I wish he provided more technical detail as to what differentiates this from every other attempt at exposing a general learning algorithm + NLP to the web.
Beside the Wolfram brand-name, there's little reason to elevate this above 'curiosity I'll watch out of the corner of my eye' status.
It sounded to me like it was "This problem requires both brute force and cleverness, and I have supplied both.":
"But with a mixture of Mathematica and NKS automation, and a lot of human experts, I’m happy to say that we’ve gotten a very long way.... But I’m happy to say that with a mixture of many clever algorithms and heuristics, lots of linguistic discovery and linguistic curation, and what probably amount to some serious theoretical breakthroughs, we’re actually managing to make it work."
(Ellipses covers several paragraphs in this case.)
The big stopper in some sense has not been the cleverness, but the brute force necessary, because without the brute force collection and translation, there's nothing to be clever with. I, too, am "wait and see", but this could be valuable.
There is no mention of "learning algorithms" or stuff of that nature in the post. Its a different approach:
"But if one’s already made knowledge computable, one doesn’t need to do that kind of natural language understanding.
All one needs to be able to do is to take questions people ask in natural language, and represent them in a precise form that fits into the computations one can do."
The nlp involved is quite different from the mainstream direction.
Actually, I'm not sure if the Wolfram brand name is a reason to pay attention to this, or to deliberately ignore it. It's being described as a cross between Mathematica and <i>A New Kind of Science</i>; the first is wonderful, the second is a new kind of stupid, and I'm not sure which one will win.
Good idea, but not likely.
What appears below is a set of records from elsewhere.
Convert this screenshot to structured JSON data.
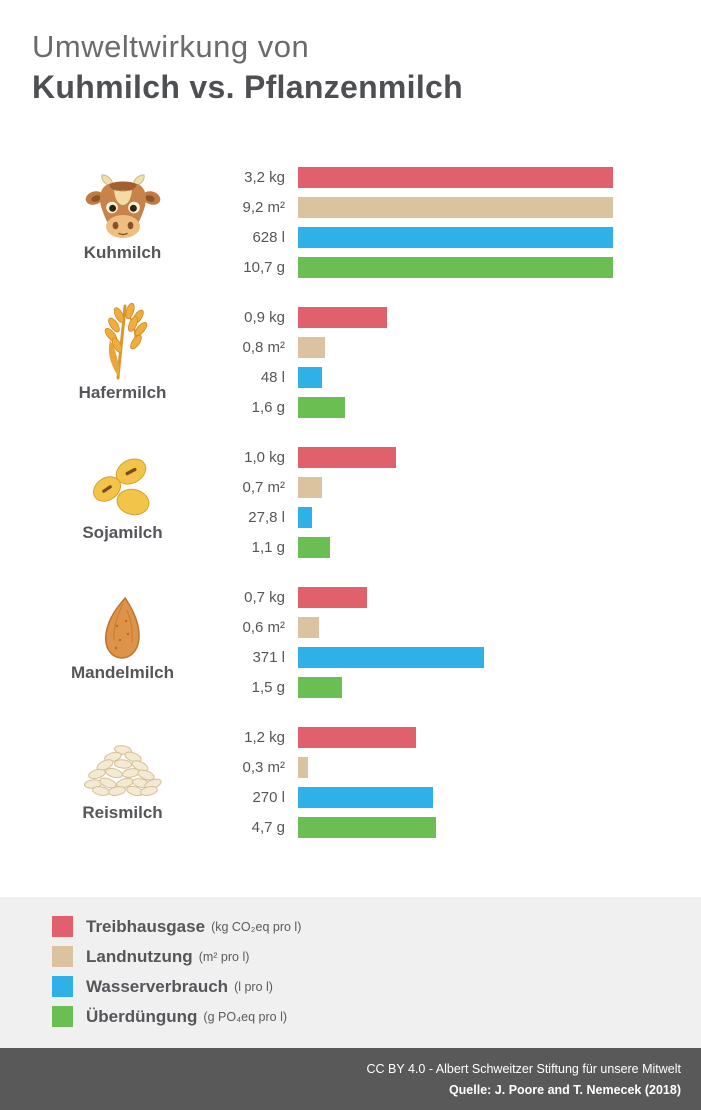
{
  "title": {
    "line1": "Umweltwirkung von",
    "line2": "Kuhmilch vs. Pflanzenmilch"
  },
  "colors": {
    "greenhouse": "#E0606C",
    "land_use": "#DCC3A0",
    "water": "#2FB0E7",
    "eutrophication": "#6ABE52",
    "text": "#55565A",
    "legend_background": "#F0F0F0",
    "footer_background": "#595959"
  },
  "chart_data": {
    "type": "bar",
    "orientation": "horizontal",
    "scale_note": "each metric scaled independently; Kuhmilch (max value) = full bar width",
    "categories": [
      "Kuhmilch",
      "Hafermilch",
      "Sojamilch",
      "Mandelmilch",
      "Reismilch"
    ],
    "icons": [
      "cow-icon",
      "oat-icon",
      "soybean-icon",
      "almond-icon",
      "rice-icon"
    ],
    "series": [
      {
        "name": "Treibhausgase",
        "unit": "kg CO₂eq pro l",
        "color": "#E0606C",
        "values": [
          3.2,
          0.9,
          1.0,
          0.7,
          1.2
        ],
        "display": [
          "3,2 kg",
          "0,9 kg",
          "1,0 kg",
          "0,7 kg",
          "1,2 kg"
        ]
      },
      {
        "name": "Landnutzung",
        "unit": "m² pro l",
        "color": "#DCC3A0",
        "values": [
          9.2,
          0.8,
          0.7,
          0.6,
          0.3
        ],
        "display": [
          "9,2 m²",
          "0,8 m²",
          "0,7 m²",
          "0,6 m²",
          "0,3 m²"
        ]
      },
      {
        "name": "Wasserverbrauch",
        "unit": "l pro l",
        "color": "#2FB0E7",
        "values": [
          628,
          48,
          27.8,
          371,
          270
        ],
        "display": [
          "628 l",
          "48 l",
          "27,8 l",
          "371 l",
          "270 l"
        ]
      },
      {
        "name": "Überdüngung",
        "unit": "g PO₄eq pro l",
        "color": "#6ABE52",
        "values": [
          10.7,
          1.6,
          1.1,
          1.5,
          4.7
        ],
        "display": [
          "10,7 g",
          "1,6 g",
          "1,1 g",
          "1,5 g",
          "4,7 g"
        ]
      }
    ]
  },
  "legend": {
    "items": [
      {
        "label": "Treibhausgase",
        "unit": "(kg CO₂eq pro l)",
        "color": "#E0606C"
      },
      {
        "label": "Landnutzung",
        "unit": "(m² pro l)",
        "color": "#DCC3A0"
      },
      {
        "label": "Wasserverbrauch",
        "unit": "(l pro l)",
        "color": "#2FB0E7"
      },
      {
        "label": "Überdüngung",
        "unit": "(g PO₄eq pro l)",
        "color": "#6ABE52"
      }
    ]
  },
  "footer": {
    "line1": "CC BY 4.0 -  Albert Schweitzer Stiftung für unsere Mitwelt",
    "line2": "Quelle: J. Poore and T. Nemecek (2018)"
  }
}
If ambition was a weak attractive force, like gravity, then ego would be a localized, strong repulsive force, like two positive electro-magnetic forces.
Estimating the ego of Wolfram and Lenat, it would take somewhere on the order of 10^9 ambitious geniuses for the net force of ambition to overcome the local force of ego.
I wonder if this is actually going to work, or if it's going to be like every other failed attempt at this kind of thing - ie amusing at first but far too limited to be genuinely useful.
the difference in approach is outlined in the following paragraphs:
"But what about all the actual knowledge that we as humans have accumulated?
A lot of it is now on the web—in billions of pages of text. And with search engines, we can very efficiently search for specific terms and phrases in that text.
But we can’t compute from that. And in effect, we can only answer questions that have been literally asked before. We can look things up, but we can’t figure anything new out.
So how can we deal with that? Well, some people have thought the way forward must be to somehow automatically understand the natural language that exists on the web. Perhaps getting the web semantically tagged to make that easier.
But armed with Mathematica and NKS I realized there’s another way: explicitly implement methods and models, as algorithms, and explicitly curate all data so that it is immediately computable."
(eg, the crucial formula is algorithms to compute further information from curated, trusted data)
You do realise that industry has tons and tons of research that has never been published. Most academics I know have never searched the patent database, which is only the tip of the iceberg.
I'm reminded of the hype surrounding Cuil. So, does this system do anything for my mom? She's not really the math-y sort. From Wolfram's blog post, I wasn't able to determine what's in it for me. Or, are we way too early for that?
It seems to me like a cross between Wikipedia with curated data, Mathematica, and Google Calculator. You can ask it a wide variety of things, in natural language, and it is supposed to get the answer right fairly often. We'll see.
Why? Mathematica does not have access to magical algorithms that none of the rest of us know about, nor does it have any particular performance benefits when it comes to implementing specific algorithms. It is a great exploratory tool and an exceptional "generalist" in computer mathematics, but beyond that it does not offers much that can't be done better/faster by a couple of smart people writing some tight application-specific code.
So it seems to me that alpha is going to try to create mathematical models from unstructured data found on the web and match them with similar models generated from natural language queries entered by the users. I'm sure probabilistic NLP methods are used extensively and I can see maybe how Mathematica can compute these quickly. But what the bleep is the role of NKS? From what little I know, I can speculate that he might have modeled statistical inference using CAs and so can constrain the probability space of matches?? Jebus I need to know more or forget what I know already, anything in between is frustrating.
Exited and interesting approach. Adding more schematic will help such a system so it's working with time. Also seems to have the right kind of mad scientists.